En octobre 1869, elle reprend, toujours dans La Vie Parisienne, le rôle, cette fois, de la baronne. A partir du 14 janvier 1874, elle se retire du théâtre. (Source : Félix Jahyer dans Paris-Théâtre - 9 au 15 septembre 1875 - page 2);En 1876, elle se retire à Accolay (89 - Yonne) et s'y marie. Veuve en 1885, elle se remarie à Nantes (44 - Loire Inférieure aujourd'hui 44 - Loire Atlantique) en 1888 avec Edmond Sellier (frère du ténor Henri Sellier).

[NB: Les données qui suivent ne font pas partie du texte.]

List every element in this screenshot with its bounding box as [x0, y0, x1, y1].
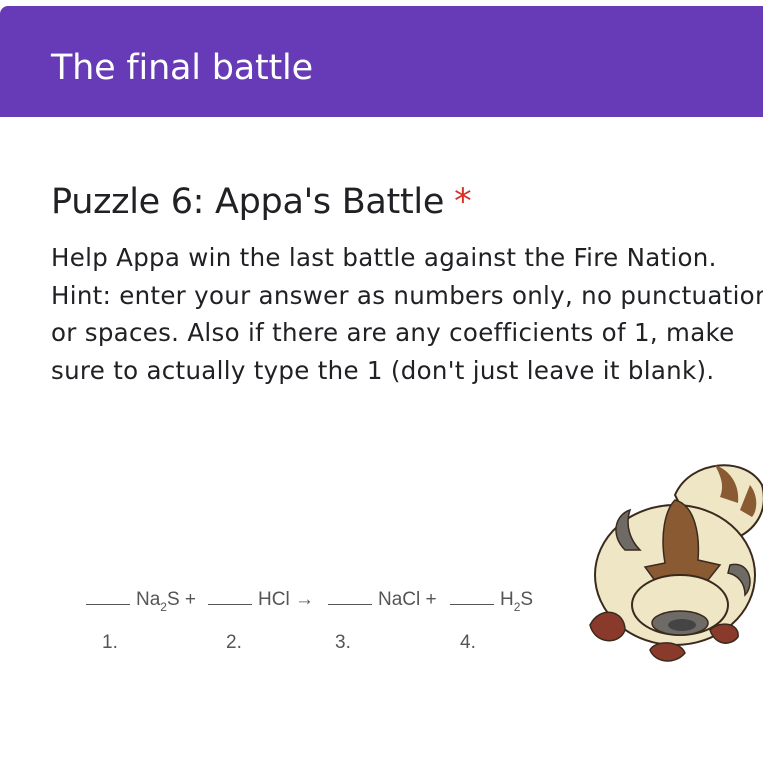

Elle meurt à Cannes (06 - Alpes-Maritimes) le 14 avril 1906. Plus d'informations,de détails et de photographies dans la notice publiée ci-dessous et disponible au format PDF, rédigée par notre amie corédactrice Claire Simon-Boidot.

Ajout du 21 novembre 2024

Nous publions ci-dessous l'intégralité de la note biographique résumant les recherches menées et les informations trouvées par Claire Simon-Boidot qui a eu la sympathie de la partager avec nous :


Julia Baron
(Née Julie Badin ; Coulanges-sur-Yonne, 1840 - Cannes, 1906)

Julia Baron fut une comédienne aussi connue pour son physique et
ses relations masculines que pour son talent artistique... Elle était la sœur
aînée de Léonie Baron, à la carrière moins prestigieuse, mais
supérieurement courtisane au point d’être fichée par la police des mœurs [1]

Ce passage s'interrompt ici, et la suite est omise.